Concernant les [nom censuré], pourquoi penses-tu que le format pourrait favoriser la narration ? A ma connaissance, leur format est un simple cabaret avec des scènes sur la base de thèmes et des contraintes. Et je ne vois pas en quoi ça favorise la narration. Ce genre de format est en principe très libre, mais :

  1. Le fait de demander un thème, dans le style français, suppose qu’il va être traité dans la scène. Ce qui met une pression supplémentaire aux joueurs, qui au lieu de construire une histoire et se laisser porter, essayent de “traiter le thème” et “forcent” les événements pour y arriver. S’il s’agit de favoriser la narration, le thème devrait surtout être là pour “inspirer” un début de scène. Proposer une “situation” plutôt qu’un “thème” permettrait également d’aider les improvisateurs à clarifier rapidement la plateforme et aller plus vite dans la création de l’histoire.

  2. L’ajout de contraintes pousse à voir plus les improvisateurs que les personnages, et brise la théâtralité et par là-même la narration. Même s’il y a des contraintes plus narratives que d’autres.

Enfin, comme dans beaucoup de spectacles d’impro, je partage ton avis : je retiens quelques blagues (et encore) et quelques moments, mais pas de scènes ou d’histoire. C’est très frustrant. D’un autre côté, un spectacle d’impro a nécessairement des hauts et des bas. Mais je t’avoue que pour moi, en majorité, c’est surtout de la “junk food” qu’on sert en impro, et on retiens finalement peu. Cela dit, j’adore un bon Big Mac de temps en temps !

Responses

  1. Jill Bernard Avatar
    Jill Bernard

    Did I ever tell you that the Yahoo Babel Fish website translated “cercle des attentes” as “circle of waitings”? It’s something no native English speaker would say. It doesn’t really mean “circle of expectations,” but I love the sound of it, and what it could mean. Computers are funny.

  2. Ian Avatar

    I wouldn’t like a scene where improvisers use the circle of waitings technique.

  3. Bruno Avatar

    Je peux pas m’empêcher de répondre, sur la question du format.
    Je suis intimement convaincu que le cabaret d’improvisation peut favoriser la narration, si on en a la volonté, on s’efforce de le faire avec ma troupe.
    Pour cela, il faut faire attention à plusieurs choses :

    – Le thème est une impulsion, une inspiration de départ, juste. Il peut arriver que l’inconscient de l’improvisateur lui dicte de jouer dans un décor qui n’a que peu de rapport avec le thème. Et par expérience, je sais que le public ne se plaint jamais du fait que le sujet ne soit pas vraiment traité, si la scène est marquante, on l’oublie vite.

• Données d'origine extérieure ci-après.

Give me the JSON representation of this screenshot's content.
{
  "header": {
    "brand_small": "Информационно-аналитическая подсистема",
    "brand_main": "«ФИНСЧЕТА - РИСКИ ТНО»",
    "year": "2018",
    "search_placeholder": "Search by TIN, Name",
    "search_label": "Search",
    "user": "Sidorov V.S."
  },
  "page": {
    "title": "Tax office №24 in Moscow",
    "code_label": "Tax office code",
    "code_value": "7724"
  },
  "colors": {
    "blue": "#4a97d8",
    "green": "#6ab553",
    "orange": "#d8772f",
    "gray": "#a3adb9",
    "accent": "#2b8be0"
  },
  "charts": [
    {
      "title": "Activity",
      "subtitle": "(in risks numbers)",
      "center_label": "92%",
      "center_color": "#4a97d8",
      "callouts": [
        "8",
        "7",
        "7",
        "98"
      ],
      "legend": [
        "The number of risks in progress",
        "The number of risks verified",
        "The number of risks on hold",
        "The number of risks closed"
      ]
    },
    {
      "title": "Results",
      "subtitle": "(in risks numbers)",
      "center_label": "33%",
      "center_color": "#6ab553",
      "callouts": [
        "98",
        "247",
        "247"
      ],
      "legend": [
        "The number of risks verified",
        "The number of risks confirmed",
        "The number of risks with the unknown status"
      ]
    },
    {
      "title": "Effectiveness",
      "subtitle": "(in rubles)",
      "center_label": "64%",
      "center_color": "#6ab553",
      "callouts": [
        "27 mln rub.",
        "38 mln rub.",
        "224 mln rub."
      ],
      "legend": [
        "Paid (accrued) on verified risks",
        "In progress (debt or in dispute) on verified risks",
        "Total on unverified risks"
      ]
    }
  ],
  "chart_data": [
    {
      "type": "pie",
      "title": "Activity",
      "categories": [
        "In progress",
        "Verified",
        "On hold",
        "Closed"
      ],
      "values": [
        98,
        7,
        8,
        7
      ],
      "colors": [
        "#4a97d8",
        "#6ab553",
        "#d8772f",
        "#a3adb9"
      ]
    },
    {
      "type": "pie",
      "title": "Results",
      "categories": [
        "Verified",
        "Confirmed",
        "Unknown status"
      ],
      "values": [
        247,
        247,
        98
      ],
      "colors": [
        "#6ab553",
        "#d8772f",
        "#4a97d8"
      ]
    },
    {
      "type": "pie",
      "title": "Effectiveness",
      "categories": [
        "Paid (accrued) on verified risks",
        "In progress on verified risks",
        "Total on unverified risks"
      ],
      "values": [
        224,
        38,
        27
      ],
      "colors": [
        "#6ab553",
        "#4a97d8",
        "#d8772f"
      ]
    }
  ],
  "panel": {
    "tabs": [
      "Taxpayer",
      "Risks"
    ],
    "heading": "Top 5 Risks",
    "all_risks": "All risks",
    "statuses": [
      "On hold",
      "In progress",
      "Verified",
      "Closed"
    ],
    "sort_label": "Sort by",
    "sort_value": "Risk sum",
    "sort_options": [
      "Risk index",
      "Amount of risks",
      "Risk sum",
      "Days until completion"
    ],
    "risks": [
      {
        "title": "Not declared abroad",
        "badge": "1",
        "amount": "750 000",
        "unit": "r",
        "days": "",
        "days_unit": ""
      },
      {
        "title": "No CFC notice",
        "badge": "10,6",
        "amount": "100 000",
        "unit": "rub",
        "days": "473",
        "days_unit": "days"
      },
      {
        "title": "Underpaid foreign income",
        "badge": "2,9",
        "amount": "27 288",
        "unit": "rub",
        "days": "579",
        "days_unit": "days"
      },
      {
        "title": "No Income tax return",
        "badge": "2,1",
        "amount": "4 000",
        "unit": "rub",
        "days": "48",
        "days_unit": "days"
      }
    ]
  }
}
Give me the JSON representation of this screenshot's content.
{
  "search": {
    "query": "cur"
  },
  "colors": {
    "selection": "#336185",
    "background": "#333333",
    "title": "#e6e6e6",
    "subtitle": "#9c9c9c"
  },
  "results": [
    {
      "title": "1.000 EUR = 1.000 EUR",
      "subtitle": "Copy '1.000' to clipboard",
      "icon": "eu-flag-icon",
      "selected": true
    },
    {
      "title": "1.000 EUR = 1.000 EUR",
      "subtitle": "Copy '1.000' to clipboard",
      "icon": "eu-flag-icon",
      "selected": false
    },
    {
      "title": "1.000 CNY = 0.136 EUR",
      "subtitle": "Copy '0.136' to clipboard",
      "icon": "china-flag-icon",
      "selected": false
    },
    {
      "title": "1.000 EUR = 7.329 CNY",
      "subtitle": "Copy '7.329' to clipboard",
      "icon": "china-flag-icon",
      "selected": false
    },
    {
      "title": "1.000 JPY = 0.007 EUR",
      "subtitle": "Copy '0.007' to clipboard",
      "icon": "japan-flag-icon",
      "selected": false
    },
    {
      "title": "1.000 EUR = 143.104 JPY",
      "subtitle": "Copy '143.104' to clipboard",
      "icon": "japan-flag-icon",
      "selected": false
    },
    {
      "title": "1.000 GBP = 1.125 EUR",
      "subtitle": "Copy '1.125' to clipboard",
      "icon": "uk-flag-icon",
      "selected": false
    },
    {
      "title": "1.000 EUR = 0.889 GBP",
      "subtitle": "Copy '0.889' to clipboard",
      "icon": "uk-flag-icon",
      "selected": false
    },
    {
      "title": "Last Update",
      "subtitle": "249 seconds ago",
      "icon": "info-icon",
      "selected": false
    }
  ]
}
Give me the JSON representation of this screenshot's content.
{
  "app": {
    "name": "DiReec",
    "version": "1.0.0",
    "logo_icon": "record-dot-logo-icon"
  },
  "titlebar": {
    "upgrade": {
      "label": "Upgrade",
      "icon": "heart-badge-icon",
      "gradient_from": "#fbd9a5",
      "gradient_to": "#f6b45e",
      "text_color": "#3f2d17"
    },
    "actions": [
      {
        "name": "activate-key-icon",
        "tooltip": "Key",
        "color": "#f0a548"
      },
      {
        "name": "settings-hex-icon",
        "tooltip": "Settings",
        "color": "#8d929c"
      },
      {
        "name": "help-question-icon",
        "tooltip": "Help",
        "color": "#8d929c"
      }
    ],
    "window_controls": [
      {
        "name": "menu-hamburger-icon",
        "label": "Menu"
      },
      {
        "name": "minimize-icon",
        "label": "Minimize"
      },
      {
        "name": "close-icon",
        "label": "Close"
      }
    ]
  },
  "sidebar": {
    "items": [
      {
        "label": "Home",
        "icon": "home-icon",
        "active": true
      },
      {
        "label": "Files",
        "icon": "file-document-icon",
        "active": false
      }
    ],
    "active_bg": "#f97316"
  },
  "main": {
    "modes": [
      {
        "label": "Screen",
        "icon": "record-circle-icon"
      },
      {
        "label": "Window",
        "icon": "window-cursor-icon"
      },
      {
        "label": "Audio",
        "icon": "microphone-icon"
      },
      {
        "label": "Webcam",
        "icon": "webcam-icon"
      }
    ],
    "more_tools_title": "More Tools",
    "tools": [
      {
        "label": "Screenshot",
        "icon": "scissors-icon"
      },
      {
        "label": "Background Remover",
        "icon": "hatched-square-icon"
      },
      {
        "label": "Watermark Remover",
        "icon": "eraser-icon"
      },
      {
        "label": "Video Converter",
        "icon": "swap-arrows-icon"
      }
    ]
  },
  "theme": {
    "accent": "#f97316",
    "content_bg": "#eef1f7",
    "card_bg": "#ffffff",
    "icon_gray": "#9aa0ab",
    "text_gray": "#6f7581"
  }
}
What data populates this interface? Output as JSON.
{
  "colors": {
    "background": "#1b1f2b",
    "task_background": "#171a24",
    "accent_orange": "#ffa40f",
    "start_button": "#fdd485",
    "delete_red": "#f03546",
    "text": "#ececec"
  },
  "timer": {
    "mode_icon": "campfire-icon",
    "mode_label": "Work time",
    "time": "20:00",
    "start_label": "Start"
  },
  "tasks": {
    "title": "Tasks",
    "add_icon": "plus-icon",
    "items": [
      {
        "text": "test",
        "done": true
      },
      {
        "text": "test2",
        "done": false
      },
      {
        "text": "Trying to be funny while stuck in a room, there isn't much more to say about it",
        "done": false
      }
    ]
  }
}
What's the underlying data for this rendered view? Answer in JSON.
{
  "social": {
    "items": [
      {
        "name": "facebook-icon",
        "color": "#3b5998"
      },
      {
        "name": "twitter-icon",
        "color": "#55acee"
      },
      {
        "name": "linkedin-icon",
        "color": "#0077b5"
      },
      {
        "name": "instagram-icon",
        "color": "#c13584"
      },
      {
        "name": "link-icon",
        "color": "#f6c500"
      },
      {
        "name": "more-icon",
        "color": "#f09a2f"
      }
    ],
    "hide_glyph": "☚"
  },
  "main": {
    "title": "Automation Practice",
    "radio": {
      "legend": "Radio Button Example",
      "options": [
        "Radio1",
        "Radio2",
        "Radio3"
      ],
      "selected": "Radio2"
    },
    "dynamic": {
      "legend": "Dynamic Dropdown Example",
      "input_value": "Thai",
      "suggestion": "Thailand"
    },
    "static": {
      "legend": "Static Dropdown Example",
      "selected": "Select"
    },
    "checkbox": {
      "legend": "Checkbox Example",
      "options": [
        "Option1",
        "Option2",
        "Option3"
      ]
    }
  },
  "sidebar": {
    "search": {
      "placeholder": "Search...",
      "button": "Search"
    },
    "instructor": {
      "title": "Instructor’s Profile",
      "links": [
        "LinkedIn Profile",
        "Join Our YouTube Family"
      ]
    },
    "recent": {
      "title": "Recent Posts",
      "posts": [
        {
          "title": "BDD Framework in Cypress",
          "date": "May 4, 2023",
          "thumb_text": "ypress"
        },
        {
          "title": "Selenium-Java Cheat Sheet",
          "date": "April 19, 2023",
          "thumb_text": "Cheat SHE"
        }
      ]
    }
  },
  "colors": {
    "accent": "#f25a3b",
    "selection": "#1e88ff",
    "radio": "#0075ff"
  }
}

    – Pas forcément de présence de MC. Tout au plus un improvisateur qui prend ce rôle au départ, pour présenter le spectacle. Mais il n’est pas un arbitre qui pose les contraintes et guide le spectacle, comme en match.

    – La question des contraintes. On peut les utiliser avec parcimonie. Je suis d’accord sur les fait que contraintes qui mettent au défi les comédiens, ne favorisent pas la narration.
    Mais par contre, j’adore les “contraintes” qui vont donner une indication d’univers, du style Commedia dell’arte, théâtre contemporain, western, etc. Ce sont en fait tout simplement des improvisations respectant des codes et… des attentes précises. D’ailleurs, c’est parfois un choix non annoncé à l’avance dans nos impros.

    Donc oui on peut tout à fait faire du cabaret d’improvisation narratif.

  4. Ian Avatar

    En fait, tu soutiens que le cabaret est “neutre” par rapport à la narration, et qu’une troupe qui a la volonté d’être narrative pourra l’être même en cabaret.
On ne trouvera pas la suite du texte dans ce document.